What will you do?
- Design, deploy, and operate Kubernetes clusters across AWS, Azure, and GCP. Optimize cluster performance, ensure high availability, and implement robust security practices.
- Build and maintain cloud-native infrastructure components (load balancers, networking, storage, etc.) to support applications running on Kubernetes. Leverage Infrastructure as Code (IaC) with Terraform to automate and manage infrastructure provisioning and configuration.
- Embrace GitOps principles using ArgoCD to automate deployments and configuration changes and ensure consistency between the desired and actual system state.
- Establish comprehensive monitoring, logging, and alerting systems to gain insights into platform health and performance. Troubleshoot incidents swiftly and apply SRE principles to improve reliability and resilience.
- Develop automation scripts and tools (Python, Go, or other languages) to streamline workflows, eliminate manual tasks, and reduce operational overhead.
- Partner closely with development teams to understand their needs, provide guidance on platform best practices, and enable smooth integration and deployment of their applications.

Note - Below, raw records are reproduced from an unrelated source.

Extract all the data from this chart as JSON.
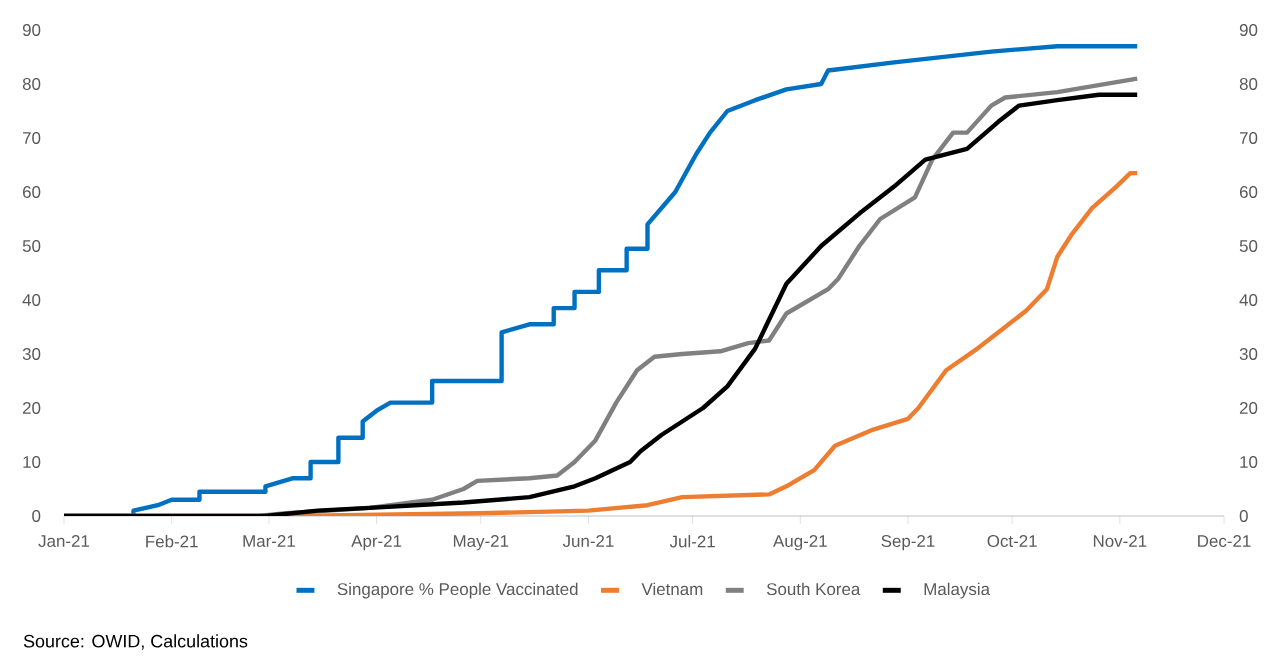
{
  "chart_data": {
    "type": "line",
    "xlim": [
      "2021-01-01",
      "2021-12-01"
    ],
    "xticks": [
      {
        "value": "2021-01-01",
        "label": "Jan-21"
      },
      {
        "value": "2021-02-01",
        "label": "Feb-21"
      },
      {
        "value": "2021-03-01",
        "label": "Mar-21"
      },
      {
        "value": "2021-04-01",
        "label": "Apr-21"
      },
      {
        "value": "2021-05-01",
        "label": "May-21"
      },
      {
        "value": "2021-06-01",
        "label": "Jun-21"
      },
      {
        "value": "2021-07-01",
        "label": "Jul-21"
      },
      {
        "value": "2021-08-01",
        "label": "Aug-21"
      },
      {
        "value": "2021-09-01",
        "label": "Sep-21"
      },
      {
        "value": "2021-10-01",
        "label": "Oct-21"
      },
      {
        "value": "2021-11-01",
        "label": "Nov-21"
      },
      {
        "value": "2021-12-01",
        "label": "Dec-21"
      }
    ],
    "ylim": [
      0,
      90
    ],
    "yticks": [
      0,
      10,
      20,
      30,
      40,
      50,
      60,
      70,
      80,
      90
    ],
    "y2lim": [
      0,
      90
    ],
    "y2ticks": [
      0,
      10,
      20,
      30,
      40,
      50,
      60,
      70,
      80,
      90
    ],
    "grid": false,
    "legend": "bottom",
    "marker": "none",
    "line_style": "solid",
    "series": [
      {
        "name": "Singapore % People Vaccinated",
        "color": "#0070c0",
        "x": [
          "2021-01-01",
          "2021-01-21",
          "2021-01-21",
          "2021-01-28",
          "2021-02-01",
          "2021-02-09",
          "2021-02-09",
          "2021-02-28",
          "2021-02-28",
          "2021-03-08",
          "2021-03-13",
          "2021-03-13",
          "2021-03-21",
          "2021-03-21",
          "2021-03-28",
          "2021-03-28",
          "2021-04-01",
          "2021-04-05",
          "2021-04-17",
          "2021-04-17",
          "2021-05-07",
          "2021-05-07",
          "2021-05-15",
          "2021-05-22",
          "2021-05-22",
          "2021-05-28",
          "2021-05-28",
          "2021-06-04",
          "2021-06-04",
          "2021-06-12",
          "2021-06-12",
          "2021-06-18",
          "2021-06-18",
          "2021-06-26",
          "2021-07-02",
          "2021-07-06",
          "2021-07-11",
          "2021-07-19",
          "2021-07-28",
          "2021-08-07",
          "2021-08-09",
          "2021-08-28",
          "2021-09-25",
          "2021-10-14",
          "2021-11-06"
        ],
        "values": [
          0,
          0,
          1,
          2,
          3,
          3,
          4.5,
          4.5,
          5.5,
          7,
          7,
          10,
          10,
          14.5,
          14.5,
          17.5,
          19.5,
          21,
          21,
          25,
          25,
          34,
          35.5,
          35.5,
          38.5,
          38.5,
          41.5,
          41.5,
          45.5,
          45.5,
          49.5,
          49.5,
          54,
          60,
          67,
          71,
          75,
          77,
          79,
          80,
          82.5,
          84,
          86,
          87,
          87
        ]
      },
      {
        "name": "Vietnam",
        "color": "#ed7d31",
        "x": [
          "2021-01-01",
          "2021-03-08",
          "2021-05-01",
          "2021-06-01",
          "2021-06-18",
          "2021-06-28",
          "2021-07-23",
          "2021-07-28",
          "2021-08-05",
          "2021-08-11",
          "2021-08-22",
          "2021-09-01",
          "2021-09-04",
          "2021-09-12",
          "2021-09-21",
          "2021-09-29",
          "2021-10-05",
          "2021-10-11",
          "2021-10-14",
          "2021-10-18",
          "2021-10-24",
          "2021-10-31",
          "2021-11-04",
          "2021-11-06"
        ],
        "values": [
          0,
          0,
          0.5,
          1,
          2,
          3.5,
          4,
          5.5,
          8.5,
          13,
          16,
          18,
          20,
          27,
          31,
          35,
          38,
          42,
          48,
          52,
          57,
          61,
          63.5,
          63.5
        ]
      },
      {
        "name": "South Korea",
        "color": "#808080",
        "x": [
          "2021-01-01",
          "2021-02-26",
          "2021-03-06",
          "2021-03-30",
          "2021-04-17",
          "2021-04-26",
          "2021-04-30",
          "2021-05-15",
          "2021-05-23",
          "2021-05-28",
          "2021-06-03",
          "2021-06-09",
          "2021-06-15",
          "2021-06-20",
          "2021-06-28",
          "2021-07-09",
          "2021-07-17",
          "2021-07-23",
          "2021-07-28",
          "2021-08-09",
          "2021-08-12",
          "2021-08-18",
          "2021-08-24",
          "2021-09-03",
          "2021-09-08",
          "2021-09-14",
          "2021-09-18",
          "2021-09-25",
          "2021-09-29",
          "2021-10-14",
          "2021-11-06"
        ],
        "values": [
          0,
          0,
          0.5,
          1.5,
          3,
          5,
          6.5,
          7,
          7.5,
          10,
          14,
          21,
          27,
          29.5,
          30,
          30.5,
          32,
          32.5,
          37.5,
          42,
          44,
          50,
          55,
          59,
          66,
          71,
          71,
          76,
          77.5,
          78.5,
          81
        ]
      },
      {
        "name": "Malaysia",
        "color": "#000000",
        "x": [
          "2021-01-01",
          "2021-02-28",
          "2021-03-15",
          "2021-03-30",
          "2021-04-26",
          "2021-05-15",
          "2021-05-28",
          "2021-06-03",
          "2021-06-13",
          "2021-06-16",
          "2021-06-22",
          "2021-07-04",
          "2021-07-11",
          "2021-07-19",
          "2021-07-28",
          "2021-08-07",
          "2021-08-18",
          "2021-08-28",
          "2021-09-06",
          "2021-09-18",
          "2021-09-27",
          "2021-10-03",
          "2021-10-14",
          "2021-10-26",
          "2021-11-06"
        ],
        "values": [
          0,
          0,
          1,
          1.5,
          2.5,
          3.5,
          5.5,
          7,
          10,
          12,
          15,
          20,
          24,
          31,
          43,
          50,
          56,
          61,
          66,
          68,
          73,
          76,
          77,
          78,
          78
        ]
      }
    ],
    "annotations": [
      "Source: OWID, Calculations"
    ]
  }
}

- Implement and maintain stringent security measures for Kubernetes and cloud environments, ensuring compliance with industry standards and data protection regulations.
- Analyze resource usage and implement optimization strategies to maximize performance while controlling cloud costs.
- Participate in an on-call rotation, troubleshooting and resolving production issues promptly.
What makes you a match?
- 3+ years of experience working with Kubernetes in production environments. Deep understanding of cluster operations, networking, storage, and security within Kubernetes.
- Strong knowledge of AWS, Azure, and GCP, including core services, networking concepts, and security best practices.
- Proven experience implementing GitOps workflows with ArgoCD and managing infrastructure using Terraform.
- Fluency in at least one programming language (Python, Go, Java) for automation, scripting, and tool development.
- Familiarity with SRE practices like SLOs (Service Level Objectives), error budgeting, and blameless postmortems.
- Excellent analytical and troubleshooting skills to identify and resolve issues in complex cloud environments.
- Ability to communicate effectively with development, operations, and security teams to drive cross-functional initiatives.
- Ability to work from 8.30 PM to 5.30 AM IST to provide coverage for US time zones.